Where higher education is concerned, federal subsidies are more often flowing to under-performing schools where students are less likely to graduate and more likely to become delinquent borrowers. This lack of discrimination ends up increasing national student debt and funneling resources to inefficient educators.

Unsurprisingly, the explosion of non-teaching staff at colleges is also implicated by the study. Between 1988 and 2012, the ratio of faculty to students grew from 23:100 to 31:100 without any measurable increase in quality.

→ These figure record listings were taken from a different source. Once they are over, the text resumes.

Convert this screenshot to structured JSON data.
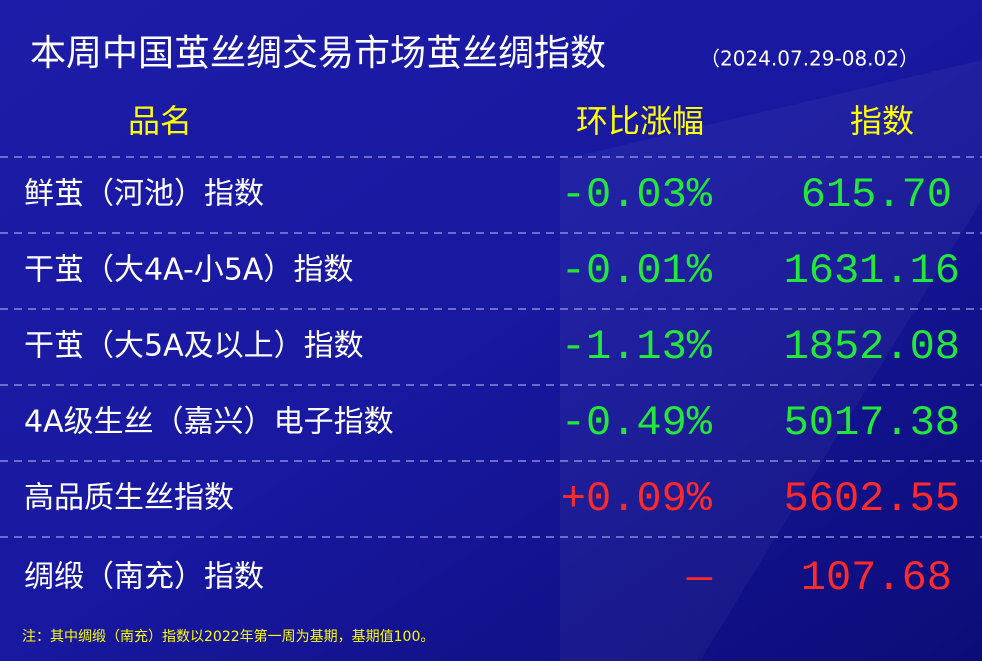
{
  "header": {
    "title": "本周中国茧丝绸交易市场茧丝绸指数",
    "date_range": "（2024.07.29-08.02）"
  },
  "table": {
    "columns": [
      "品名",
      "环比涨幅",
      "指数"
    ],
    "rows": [
      [
        "鲜茧（河池）指数",
        "-0.03%",
        "615.70"
      ],
      [
        "干茧（大4A-小5A）指数",
        "-0.01%",
        "1631.16"
      ],
      [
        "干茧（大5A及以上）指数",
        "-1.13%",
        "1852.08"
      ],
      [
        "4A级生丝（嘉兴）电子指数",
        "-0.49%",
        "5017.38"
      ],
      [
        "高品质生丝指数",
        "+0.09%",
        "5602.55"
      ],
      [
        "绸缎（南充）指数",
        "—",
        "107.68"
      ]
    ],
    "row_colors": [
      "#22e83a",
      "#22e83a",
      "#22e83a",
      "#22e83a",
      "#ff2a2a",
      "#ff2a2a"
    ]
  },
  "footnote": "注：其中绸缎（南充）指数以2022年第一周为基期，基期值100。"
}
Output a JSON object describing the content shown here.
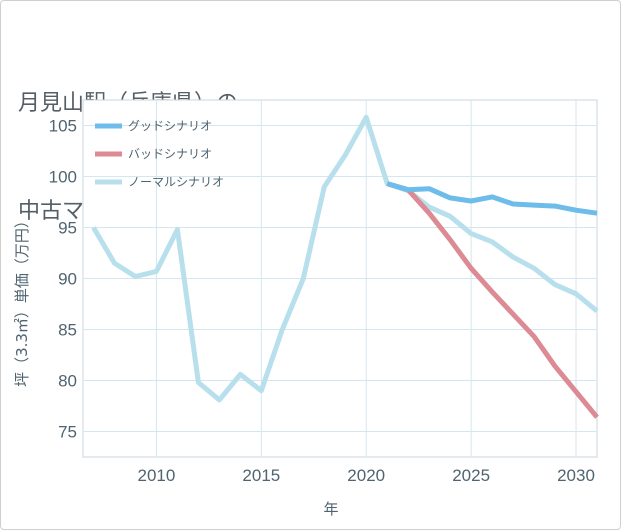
{
  "page": {
    "title_line1": "月見山駅（兵庫県）の",
    "title_line2": "中古マンションの価格推移"
  },
  "chart_data": {
    "type": "line",
    "title": "月見山駅（兵庫県）の中古マンションの価格推移",
    "xlabel": "年",
    "ylabel": "坪（3.3㎡）単価（万円）",
    "xlim": [
      2006.5,
      2031
    ],
    "ylim": [
      72.5,
      107.5
    ],
    "grid": true,
    "legend_position": "top-left",
    "x_ticks": [
      2010,
      2015,
      2020,
      2025,
      2030
    ],
    "y_ticks": [
      75,
      80,
      85,
      90,
      95,
      100,
      105
    ],
    "series": [
      {
        "name": "グッドシナリオ",
        "color": "#6dbcea",
        "x": [
          2021,
          2022,
          2023,
          2024,
          2025,
          2026,
          2027,
          2028,
          2029,
          2030,
          2031
        ],
        "y": [
          99.3,
          98.7,
          98.8,
          97.9,
          97.6,
          98.0,
          97.3,
          97.2,
          97.1,
          96.7,
          96.4
        ]
      },
      {
        "name": "バッドシナリオ",
        "color": "#dc8a93",
        "x": [
          2021,
          2022,
          2023,
          2024,
          2025,
          2026,
          2027,
          2028,
          2029,
          2030,
          2031
        ],
        "y": [
          99.3,
          98.7,
          96.4,
          93.8,
          91.0,
          88.7,
          86.5,
          84.3,
          81.4,
          78.9,
          76.4
        ]
      },
      {
        "name": "ノーマルシナリオ",
        "color": "#b8dfec",
        "x": [
          2007,
          2008,
          2009,
          2010,
          2011,
          2012,
          2013,
          2014,
          2015,
          2016,
          2017,
          2018,
          2019,
          2020,
          2021,
          2022,
          2023,
          2024,
          2025,
          2026,
          2027,
          2028,
          2029,
          2030,
          2031
        ],
        "y": [
          95.0,
          91.5,
          90.2,
          90.7,
          94.8,
          79.8,
          78.1,
          80.6,
          79.0,
          85.0,
          90.0,
          99.0,
          102.1,
          105.8,
          99.3,
          98.6,
          97.0,
          96.1,
          94.4,
          93.6,
          92.1,
          91.0,
          89.4,
          88.5,
          86.8
        ]
      }
    ]
  }
}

United States policy is in serious need of reform, argues the report. The writers state that improving market functionality and competitiveness should take precedence in forthcoming economic debates. More specific policy recommendations from Gallup are on the way.

In the meantime, anyone interested should really take a look at the full publication. It’s important and absolutely first class, plus it contains lots of awesome graphs that I didn’t include here.